Política

Educação. Professores e governo com divórcio à vista

Jornal i

PCP e Bloco deixam Costa e Brandão Rodrigues isolados na luta contra os professores. Posição de “chantagem” do ministro nas negociações com os sindicatos para contabilizar o tempo de serviço congelado e a acusação de “intransigência” do primeiro-ministro vão custar ao PS o voto de “cerca de 80% a 90%” dos professores nas próximas eleições legislativas, ameaçam docentes

 

Foi em 2009 que José Sócrates perdeu o voto dos professores – que andavam em forte contestação contra a avaliação docente -, fugindo-lhe do horizonte a maioria absoluta para formar o seu segundo governo.
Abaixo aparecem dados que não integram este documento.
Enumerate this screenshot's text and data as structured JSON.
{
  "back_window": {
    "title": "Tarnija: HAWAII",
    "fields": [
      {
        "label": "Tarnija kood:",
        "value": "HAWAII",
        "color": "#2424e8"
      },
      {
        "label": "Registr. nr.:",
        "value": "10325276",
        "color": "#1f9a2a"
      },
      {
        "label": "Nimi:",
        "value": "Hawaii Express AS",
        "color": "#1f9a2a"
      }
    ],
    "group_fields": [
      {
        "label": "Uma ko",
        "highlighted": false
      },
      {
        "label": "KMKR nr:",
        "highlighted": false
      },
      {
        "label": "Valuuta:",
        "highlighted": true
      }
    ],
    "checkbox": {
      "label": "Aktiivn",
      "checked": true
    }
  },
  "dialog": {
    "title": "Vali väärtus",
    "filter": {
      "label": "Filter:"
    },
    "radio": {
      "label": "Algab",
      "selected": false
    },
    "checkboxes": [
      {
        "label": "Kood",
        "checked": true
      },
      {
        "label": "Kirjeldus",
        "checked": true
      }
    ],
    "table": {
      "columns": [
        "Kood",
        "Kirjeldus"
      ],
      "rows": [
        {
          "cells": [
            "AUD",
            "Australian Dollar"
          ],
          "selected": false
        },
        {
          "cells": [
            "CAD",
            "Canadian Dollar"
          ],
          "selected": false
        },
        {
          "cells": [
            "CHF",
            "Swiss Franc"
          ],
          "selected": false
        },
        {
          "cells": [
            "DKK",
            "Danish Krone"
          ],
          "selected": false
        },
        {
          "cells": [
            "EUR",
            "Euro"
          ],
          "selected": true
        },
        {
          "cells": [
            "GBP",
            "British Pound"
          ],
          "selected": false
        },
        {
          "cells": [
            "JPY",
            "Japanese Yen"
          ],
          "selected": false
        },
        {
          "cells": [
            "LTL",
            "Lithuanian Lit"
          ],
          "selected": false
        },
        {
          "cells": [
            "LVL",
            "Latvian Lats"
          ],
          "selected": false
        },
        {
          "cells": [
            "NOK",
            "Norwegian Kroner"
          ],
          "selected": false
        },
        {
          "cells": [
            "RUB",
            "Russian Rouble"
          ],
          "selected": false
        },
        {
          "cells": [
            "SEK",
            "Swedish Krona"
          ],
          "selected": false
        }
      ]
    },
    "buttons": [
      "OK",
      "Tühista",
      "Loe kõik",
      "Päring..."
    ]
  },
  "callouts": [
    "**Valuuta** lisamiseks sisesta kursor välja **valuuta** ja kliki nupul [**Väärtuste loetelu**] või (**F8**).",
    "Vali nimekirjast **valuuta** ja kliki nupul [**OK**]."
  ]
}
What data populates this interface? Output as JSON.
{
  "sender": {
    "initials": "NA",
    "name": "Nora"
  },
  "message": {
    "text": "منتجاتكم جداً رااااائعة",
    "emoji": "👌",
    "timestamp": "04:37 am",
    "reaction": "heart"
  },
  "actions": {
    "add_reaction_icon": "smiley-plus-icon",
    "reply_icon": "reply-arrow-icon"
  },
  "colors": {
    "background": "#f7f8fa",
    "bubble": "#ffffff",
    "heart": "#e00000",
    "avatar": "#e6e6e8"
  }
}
Agora, por causa do descongelamento do tempo de serviço, o mesmo cenário pode repetir-se com os professores em divórcio com o governo. “Se não houver recuperação do tempo de serviço, ou se for considerado apenas dois anos, oito meses e 18 dias, cerca de 80% a 90% dos professores de carreira vão votar fora do PS” nas próximas eleições, diz o i o prof. Paulo Guinote, autor de um dos blogues mais lidos sobre educação, que diz que o sentimento que impera nos corredores das escolas é de “injustiça”.

Também o secretário-geral da Federação Nacional da Educação (FNE), João Dias da Silva, diz ao i que esta “é uma fonte de descontentamento generalizado que se agravou nos últimos dois dias”, lembrando que “é bom que o PS pense que não pode ganhar eleições se tiver os professores contra as políticas” que estiver a seguir.

“Há, sem dúvida, uma grande revolta” e “é evidente que manter este caminho” vai fazer com que o governo “no qual os professores depositaram expetativas” perca “a confiança” dos docentes para considerarem “que são as pessoas indicadas para governar”, remata ainda ao i o membro do secretariado nacional da Fenprof, João Louceiro.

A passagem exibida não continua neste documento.